Using simultaneous PET/MRI to evaluate changes in tumor metabolism in response to metformin treatment in a model of pancreatic cancer

Objectives: ¹⁸FDG PET can evaluate the start of tumor metabolism by monitoring glucose uptake. AcidoCEST MRI can evaluate extracellular pH (pHe) in the tumor microenvironment, which reflects lactic acid production at the end of the aerobic glycolysis pathway. Therefore, simultaneous PET/MRI has strong potential to provide a more comprehensive evaluation of tumor metabolism, especially tumor glycolysis. We proposed to employ simultaneous PET/MRI with ¹⁸FDG PET and acidoCEST MRI to evaluate the early response in a pancreatic tumor model treated with metformin.

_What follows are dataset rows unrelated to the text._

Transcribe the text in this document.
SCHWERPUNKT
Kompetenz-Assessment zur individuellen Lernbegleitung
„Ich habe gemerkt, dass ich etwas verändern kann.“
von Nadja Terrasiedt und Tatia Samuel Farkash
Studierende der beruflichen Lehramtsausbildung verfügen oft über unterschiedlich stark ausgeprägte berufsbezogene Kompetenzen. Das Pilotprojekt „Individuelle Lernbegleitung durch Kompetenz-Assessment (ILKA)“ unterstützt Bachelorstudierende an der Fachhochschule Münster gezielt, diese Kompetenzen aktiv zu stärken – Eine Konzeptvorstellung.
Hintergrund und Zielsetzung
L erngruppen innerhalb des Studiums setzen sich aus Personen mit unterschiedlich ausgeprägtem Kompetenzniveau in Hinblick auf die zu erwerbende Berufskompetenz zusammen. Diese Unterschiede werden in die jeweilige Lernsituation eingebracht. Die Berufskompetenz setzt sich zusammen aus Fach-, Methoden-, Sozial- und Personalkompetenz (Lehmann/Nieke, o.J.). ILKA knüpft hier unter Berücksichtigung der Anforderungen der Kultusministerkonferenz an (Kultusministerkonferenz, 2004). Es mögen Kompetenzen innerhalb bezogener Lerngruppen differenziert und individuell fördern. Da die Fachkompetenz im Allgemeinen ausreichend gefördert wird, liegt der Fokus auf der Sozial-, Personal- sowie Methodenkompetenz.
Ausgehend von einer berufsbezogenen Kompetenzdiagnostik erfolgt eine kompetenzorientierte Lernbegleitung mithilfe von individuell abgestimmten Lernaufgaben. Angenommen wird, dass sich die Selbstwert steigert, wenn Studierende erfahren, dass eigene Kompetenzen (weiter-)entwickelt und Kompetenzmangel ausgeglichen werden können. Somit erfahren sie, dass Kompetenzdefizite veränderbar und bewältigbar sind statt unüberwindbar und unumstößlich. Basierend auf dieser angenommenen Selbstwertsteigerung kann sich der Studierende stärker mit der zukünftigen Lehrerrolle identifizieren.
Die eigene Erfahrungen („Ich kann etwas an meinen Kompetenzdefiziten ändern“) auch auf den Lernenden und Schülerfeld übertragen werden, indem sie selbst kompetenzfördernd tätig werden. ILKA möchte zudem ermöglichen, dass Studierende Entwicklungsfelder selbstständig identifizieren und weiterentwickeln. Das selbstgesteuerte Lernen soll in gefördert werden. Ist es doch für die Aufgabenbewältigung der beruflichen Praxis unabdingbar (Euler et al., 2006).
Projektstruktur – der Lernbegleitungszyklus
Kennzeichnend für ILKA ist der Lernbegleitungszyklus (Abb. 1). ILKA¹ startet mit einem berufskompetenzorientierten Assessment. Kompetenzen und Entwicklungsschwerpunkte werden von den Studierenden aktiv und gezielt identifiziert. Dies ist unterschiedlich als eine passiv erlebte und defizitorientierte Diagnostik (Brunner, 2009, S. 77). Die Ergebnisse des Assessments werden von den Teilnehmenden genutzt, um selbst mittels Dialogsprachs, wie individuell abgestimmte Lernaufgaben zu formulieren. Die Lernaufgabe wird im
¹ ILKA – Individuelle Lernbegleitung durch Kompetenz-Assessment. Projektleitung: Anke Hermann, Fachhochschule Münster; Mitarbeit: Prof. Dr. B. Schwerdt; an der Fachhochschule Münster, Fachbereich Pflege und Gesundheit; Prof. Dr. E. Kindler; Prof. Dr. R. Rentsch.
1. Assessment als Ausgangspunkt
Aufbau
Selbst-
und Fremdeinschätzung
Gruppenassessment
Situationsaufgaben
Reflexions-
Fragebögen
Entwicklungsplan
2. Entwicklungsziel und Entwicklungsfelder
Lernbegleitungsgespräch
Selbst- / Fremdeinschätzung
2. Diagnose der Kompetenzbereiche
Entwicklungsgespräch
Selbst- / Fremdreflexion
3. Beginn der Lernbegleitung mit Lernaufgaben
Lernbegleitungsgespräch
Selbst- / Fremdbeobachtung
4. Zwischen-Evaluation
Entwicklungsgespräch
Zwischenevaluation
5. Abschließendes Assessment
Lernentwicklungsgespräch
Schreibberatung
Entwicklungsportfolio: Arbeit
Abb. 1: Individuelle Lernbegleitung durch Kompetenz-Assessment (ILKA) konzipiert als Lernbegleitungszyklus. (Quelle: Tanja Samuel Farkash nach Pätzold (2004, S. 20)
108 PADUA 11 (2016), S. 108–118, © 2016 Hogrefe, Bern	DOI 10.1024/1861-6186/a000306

Methods: A NuPET system from Cubresa, Inc., was placed in a 7T preclinical MRI scanner from Bruker BioSpin, Inc. This innovative imaging system allowed simultaneous PET/MRI scans to be routinely performed by a single operator within one hour. ¹⁸FDG PET studies were performed by intravenous injection of 4-12 MBq of ¹⁸FDG, which was allowed to circulate for 45 minutes in a flank model of MiaPACa-2 pancreatic cancer. Four CEST MR image sets were acquired, and 200 µL of 370 mgI/kg iopamidol was injected iv, followed by a 400 µL/hr infusion of agent during acquisition of six CEST MR image sets. PET images were processed with software provided by Cubresa. CEST MR images were processed with Matlab (Mathworks Inc.) . Post-processing analysis was performed with VivoQuant (inviCRO Inc.) to overlay PET and MR images.

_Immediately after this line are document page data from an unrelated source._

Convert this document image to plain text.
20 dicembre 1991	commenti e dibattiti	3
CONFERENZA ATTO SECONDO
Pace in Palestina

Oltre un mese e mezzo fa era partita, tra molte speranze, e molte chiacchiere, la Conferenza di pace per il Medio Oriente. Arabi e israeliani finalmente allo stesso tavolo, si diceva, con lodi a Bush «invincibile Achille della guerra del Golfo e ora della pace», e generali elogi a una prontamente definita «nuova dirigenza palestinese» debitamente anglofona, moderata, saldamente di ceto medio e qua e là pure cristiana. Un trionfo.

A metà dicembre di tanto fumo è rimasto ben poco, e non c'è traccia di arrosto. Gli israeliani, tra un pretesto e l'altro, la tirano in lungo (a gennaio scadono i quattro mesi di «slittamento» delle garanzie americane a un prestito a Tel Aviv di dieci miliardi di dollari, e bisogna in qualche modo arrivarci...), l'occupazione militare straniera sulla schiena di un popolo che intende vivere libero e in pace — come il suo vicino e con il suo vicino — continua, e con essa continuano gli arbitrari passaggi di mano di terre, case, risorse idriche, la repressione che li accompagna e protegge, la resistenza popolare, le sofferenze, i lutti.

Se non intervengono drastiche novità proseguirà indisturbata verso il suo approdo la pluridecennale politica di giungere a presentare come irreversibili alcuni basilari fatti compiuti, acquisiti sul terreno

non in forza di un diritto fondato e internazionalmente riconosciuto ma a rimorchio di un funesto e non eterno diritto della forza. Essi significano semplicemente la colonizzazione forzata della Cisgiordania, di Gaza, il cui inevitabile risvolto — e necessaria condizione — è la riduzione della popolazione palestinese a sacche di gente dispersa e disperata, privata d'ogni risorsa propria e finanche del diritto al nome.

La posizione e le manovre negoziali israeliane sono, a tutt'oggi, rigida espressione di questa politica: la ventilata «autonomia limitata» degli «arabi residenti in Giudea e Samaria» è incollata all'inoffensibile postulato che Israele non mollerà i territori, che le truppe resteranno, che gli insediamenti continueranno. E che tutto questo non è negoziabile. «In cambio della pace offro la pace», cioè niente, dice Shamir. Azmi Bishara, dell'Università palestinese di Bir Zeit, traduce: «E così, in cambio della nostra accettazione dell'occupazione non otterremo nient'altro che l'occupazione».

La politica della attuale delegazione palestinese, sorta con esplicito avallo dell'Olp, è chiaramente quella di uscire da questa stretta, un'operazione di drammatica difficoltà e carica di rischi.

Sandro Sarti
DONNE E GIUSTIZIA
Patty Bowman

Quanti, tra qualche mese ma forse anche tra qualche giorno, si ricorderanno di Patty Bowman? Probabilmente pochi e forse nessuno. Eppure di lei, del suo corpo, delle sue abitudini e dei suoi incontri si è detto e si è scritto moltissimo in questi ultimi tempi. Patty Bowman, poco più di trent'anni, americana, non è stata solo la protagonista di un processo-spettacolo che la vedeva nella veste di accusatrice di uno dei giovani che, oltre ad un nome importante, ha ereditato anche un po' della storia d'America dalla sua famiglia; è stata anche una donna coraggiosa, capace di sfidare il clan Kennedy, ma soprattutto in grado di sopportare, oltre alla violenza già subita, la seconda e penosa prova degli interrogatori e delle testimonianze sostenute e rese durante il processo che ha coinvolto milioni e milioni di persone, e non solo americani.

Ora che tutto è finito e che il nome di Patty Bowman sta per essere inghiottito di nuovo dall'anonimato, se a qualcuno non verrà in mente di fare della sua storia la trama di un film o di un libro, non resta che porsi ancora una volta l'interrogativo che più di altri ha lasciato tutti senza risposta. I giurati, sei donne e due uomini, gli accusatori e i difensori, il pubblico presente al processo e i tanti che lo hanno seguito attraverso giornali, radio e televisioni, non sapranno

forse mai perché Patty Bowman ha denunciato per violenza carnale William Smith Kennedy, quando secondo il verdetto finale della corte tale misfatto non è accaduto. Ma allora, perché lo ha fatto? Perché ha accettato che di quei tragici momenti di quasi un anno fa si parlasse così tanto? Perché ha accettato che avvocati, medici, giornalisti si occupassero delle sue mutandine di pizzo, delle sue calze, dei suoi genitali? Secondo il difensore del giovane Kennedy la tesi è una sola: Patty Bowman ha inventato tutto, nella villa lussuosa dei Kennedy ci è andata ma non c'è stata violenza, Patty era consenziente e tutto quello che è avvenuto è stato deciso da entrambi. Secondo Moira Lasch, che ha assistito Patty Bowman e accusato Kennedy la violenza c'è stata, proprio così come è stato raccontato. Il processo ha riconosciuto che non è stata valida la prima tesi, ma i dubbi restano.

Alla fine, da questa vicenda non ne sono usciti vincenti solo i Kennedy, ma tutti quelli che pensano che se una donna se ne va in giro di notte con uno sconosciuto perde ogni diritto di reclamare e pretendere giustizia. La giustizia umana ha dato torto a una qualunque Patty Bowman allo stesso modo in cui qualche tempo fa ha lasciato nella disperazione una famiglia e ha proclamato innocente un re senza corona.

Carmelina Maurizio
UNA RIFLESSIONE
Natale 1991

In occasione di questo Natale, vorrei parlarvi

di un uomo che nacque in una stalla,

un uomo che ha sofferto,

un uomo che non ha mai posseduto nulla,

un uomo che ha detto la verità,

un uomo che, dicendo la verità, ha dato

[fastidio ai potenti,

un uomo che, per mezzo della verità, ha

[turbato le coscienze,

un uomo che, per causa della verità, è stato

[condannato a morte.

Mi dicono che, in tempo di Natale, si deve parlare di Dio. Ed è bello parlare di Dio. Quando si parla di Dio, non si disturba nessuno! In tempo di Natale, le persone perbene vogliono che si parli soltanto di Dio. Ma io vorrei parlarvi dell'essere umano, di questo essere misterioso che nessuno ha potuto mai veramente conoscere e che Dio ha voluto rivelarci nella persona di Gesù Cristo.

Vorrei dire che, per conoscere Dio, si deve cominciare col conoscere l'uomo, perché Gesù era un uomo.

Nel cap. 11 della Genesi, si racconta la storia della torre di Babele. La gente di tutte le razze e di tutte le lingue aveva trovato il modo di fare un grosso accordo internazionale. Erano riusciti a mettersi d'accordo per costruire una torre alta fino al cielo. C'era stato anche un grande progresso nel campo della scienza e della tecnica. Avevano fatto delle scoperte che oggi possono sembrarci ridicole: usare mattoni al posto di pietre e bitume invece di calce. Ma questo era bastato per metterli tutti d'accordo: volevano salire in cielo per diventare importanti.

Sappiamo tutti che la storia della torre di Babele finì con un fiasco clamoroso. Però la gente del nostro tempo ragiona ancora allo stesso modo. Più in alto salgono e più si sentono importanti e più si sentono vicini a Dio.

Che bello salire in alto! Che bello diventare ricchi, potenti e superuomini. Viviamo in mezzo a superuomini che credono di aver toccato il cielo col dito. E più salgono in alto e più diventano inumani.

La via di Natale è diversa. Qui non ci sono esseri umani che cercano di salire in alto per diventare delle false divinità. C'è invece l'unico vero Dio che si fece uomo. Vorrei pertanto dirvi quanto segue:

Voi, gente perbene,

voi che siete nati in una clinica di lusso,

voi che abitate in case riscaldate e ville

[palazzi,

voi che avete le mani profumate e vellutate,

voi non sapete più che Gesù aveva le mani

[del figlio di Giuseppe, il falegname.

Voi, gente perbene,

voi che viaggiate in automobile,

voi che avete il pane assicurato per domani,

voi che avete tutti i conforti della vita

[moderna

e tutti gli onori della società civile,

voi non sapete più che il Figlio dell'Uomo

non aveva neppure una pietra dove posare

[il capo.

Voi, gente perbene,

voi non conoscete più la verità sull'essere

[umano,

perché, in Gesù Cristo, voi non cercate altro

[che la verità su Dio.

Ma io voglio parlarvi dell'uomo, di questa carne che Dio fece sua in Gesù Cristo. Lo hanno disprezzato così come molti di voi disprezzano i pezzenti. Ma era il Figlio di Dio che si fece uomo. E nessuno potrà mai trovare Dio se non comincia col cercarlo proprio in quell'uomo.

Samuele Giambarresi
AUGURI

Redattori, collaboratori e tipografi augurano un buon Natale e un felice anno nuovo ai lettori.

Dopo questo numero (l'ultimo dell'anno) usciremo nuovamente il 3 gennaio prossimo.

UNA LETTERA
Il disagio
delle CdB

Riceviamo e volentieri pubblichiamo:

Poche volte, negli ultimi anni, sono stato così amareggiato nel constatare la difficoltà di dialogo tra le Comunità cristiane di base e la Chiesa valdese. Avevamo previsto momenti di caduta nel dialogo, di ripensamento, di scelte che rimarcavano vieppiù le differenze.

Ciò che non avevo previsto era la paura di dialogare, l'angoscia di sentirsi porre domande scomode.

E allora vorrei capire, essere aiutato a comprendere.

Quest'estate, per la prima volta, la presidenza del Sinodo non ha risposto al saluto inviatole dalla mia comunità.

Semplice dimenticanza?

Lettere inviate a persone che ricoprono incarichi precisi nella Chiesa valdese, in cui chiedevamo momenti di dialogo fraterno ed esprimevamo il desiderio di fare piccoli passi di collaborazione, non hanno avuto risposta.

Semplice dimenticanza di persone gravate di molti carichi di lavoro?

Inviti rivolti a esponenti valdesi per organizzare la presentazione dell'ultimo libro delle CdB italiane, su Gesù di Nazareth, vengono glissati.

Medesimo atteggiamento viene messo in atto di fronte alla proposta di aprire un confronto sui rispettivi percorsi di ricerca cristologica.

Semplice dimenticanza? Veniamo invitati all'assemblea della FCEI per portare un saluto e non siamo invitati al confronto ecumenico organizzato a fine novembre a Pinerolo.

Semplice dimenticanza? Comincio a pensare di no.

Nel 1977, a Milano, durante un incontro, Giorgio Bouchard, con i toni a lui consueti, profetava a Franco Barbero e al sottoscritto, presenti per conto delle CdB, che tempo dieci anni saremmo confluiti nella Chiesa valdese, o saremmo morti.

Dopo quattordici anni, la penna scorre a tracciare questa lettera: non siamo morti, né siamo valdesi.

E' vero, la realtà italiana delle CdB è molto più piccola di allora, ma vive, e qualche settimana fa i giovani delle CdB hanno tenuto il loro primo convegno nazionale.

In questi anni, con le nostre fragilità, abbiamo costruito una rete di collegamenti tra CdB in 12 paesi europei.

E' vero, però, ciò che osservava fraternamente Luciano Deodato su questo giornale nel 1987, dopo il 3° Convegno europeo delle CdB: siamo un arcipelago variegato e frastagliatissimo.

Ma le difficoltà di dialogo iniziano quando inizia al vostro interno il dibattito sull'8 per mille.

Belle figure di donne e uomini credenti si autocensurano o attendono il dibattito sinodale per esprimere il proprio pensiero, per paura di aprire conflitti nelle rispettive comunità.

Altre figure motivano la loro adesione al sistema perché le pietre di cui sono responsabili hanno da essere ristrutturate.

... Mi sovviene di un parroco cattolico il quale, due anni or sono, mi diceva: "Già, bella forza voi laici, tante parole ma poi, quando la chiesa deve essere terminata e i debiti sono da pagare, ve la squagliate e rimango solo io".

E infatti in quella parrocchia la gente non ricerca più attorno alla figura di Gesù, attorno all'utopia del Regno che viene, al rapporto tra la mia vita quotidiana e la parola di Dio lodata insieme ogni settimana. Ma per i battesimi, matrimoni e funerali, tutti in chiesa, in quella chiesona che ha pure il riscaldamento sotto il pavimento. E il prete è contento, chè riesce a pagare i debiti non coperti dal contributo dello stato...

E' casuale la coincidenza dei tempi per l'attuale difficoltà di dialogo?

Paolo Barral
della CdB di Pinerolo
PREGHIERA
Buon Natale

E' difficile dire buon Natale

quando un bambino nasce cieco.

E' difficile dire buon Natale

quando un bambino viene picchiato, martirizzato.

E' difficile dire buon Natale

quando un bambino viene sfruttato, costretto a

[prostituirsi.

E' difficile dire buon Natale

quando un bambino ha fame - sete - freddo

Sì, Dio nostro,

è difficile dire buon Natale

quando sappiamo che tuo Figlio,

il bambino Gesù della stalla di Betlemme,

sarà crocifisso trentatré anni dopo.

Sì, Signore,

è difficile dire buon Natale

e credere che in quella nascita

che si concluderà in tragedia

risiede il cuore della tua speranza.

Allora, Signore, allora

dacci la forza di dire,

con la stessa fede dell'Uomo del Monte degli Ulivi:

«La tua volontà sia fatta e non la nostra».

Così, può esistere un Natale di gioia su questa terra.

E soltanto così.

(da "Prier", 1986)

Results: AcidoCEST MRI showed that metformin decreased tumor pHe relative to pre-treatment (p<0.02). This result was unexpected, because a decrease in tumor metabolism caused by therapy would be expected to decrease lactic acid production and therefore increase tumor pHe. Furthermore, vehicle-treated mice also showed a minor decrease in tumor pHe after treatment, indicating that tumor metabolism increased in this tumor model over time, further complicating the interpretation of the acidoCEST MRI results with metformin treatment. For comparison, PET showed that metformin decreased ¹⁸FDG uptake in tumors (p<0.002), indicating a therapy-induced decrease in tumor metabolism. Therefore, the decrease in tumor pHe was attributed to a decrease in aerobic respiration within mitochondria, which rerouted glucose metabolism to glycolysis that increased lactic acid production.

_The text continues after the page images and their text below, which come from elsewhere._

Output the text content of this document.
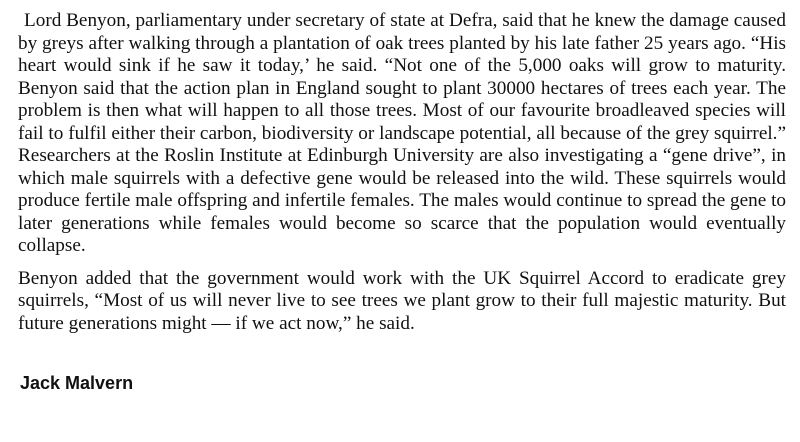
Lord Benyon, parliamentary under secretary of state at Defra, said that he knew the damage caused by greys after walking through a plantation of oak trees planted by his late father 25 years ago. “His heart would sink if he saw it today,’ he said. “Not one of the 5,000 oaks will grow to maturity. Benyon said that the action plan in England sought to plant 30000 hectares of trees each year. The problem is then what will happen to all those trees. Most of our favourite broadleaved species will fail to fulfil either their carbon, biodiversity or landscape potential, all because of the grey squirrel.” Researchers at the Roslin Institute at Edinburgh University are also investigating a “gene drive”, in which male squirrels with a defective gene would be released into the wild. These squirrels would produce fertile male offspring and infertile females. The males would continue to spread the gene to later generations while females would become so scarce that the population would eventually collapse.

Benyon added that the government would work with the UK Squirrel Accord to eradicate grey squirrels, “Most of us will never live to see trees we plant grow to their full majestic maturity. But future generations might — if we act now,” he said.

Jack Malvern
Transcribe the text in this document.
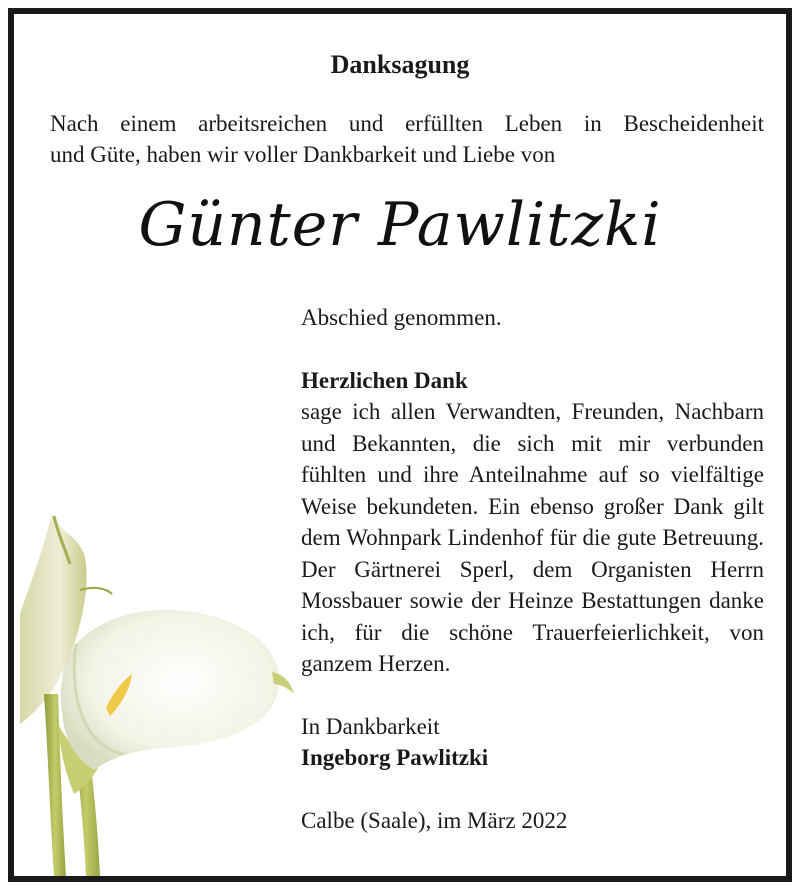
Danksagung
Nach einem arbeitsreichen und erfüllten Leben in Bescheidenheit
und Güte, haben wir voller Dankbarkeit und Liebe von
Günter Pawlitzki

Abschied genommen.

Herzlichen Dank

sage ich allen Verwandten, Freunden, Nachbarn und Bekannten, die sich mit mir verbunden fühlten und ihre Anteilnahme auf so vielfältige Weise bekundeten. Ein ebenso großer Dank gilt dem Wohnpark Lindenhof für die gute Betreuung. Der Gärtnerei Sperl, dem Organisten Herrn Mossbauer sowie der Heinze Bestattungen danke ich, für die schöne Trauerfeierlichkeit, von ganzem Herzen.

In Dankbarkeit

Ingeborg Pawlitzki

Calbe (Saale), im März 2022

Conclusions: This study demonstrated that simultaneous PET/MRI improves interrogation of therapy-induced changes in tumor metabolism. If we only performed acidoCEST MRI, we may have incorrectly conlcuded that the drug enhanced metabolism. If we only performed ¹⁸FDG PET, we would not have been able to evaluate the rerouting of tumor cell metabolism caused by metformin.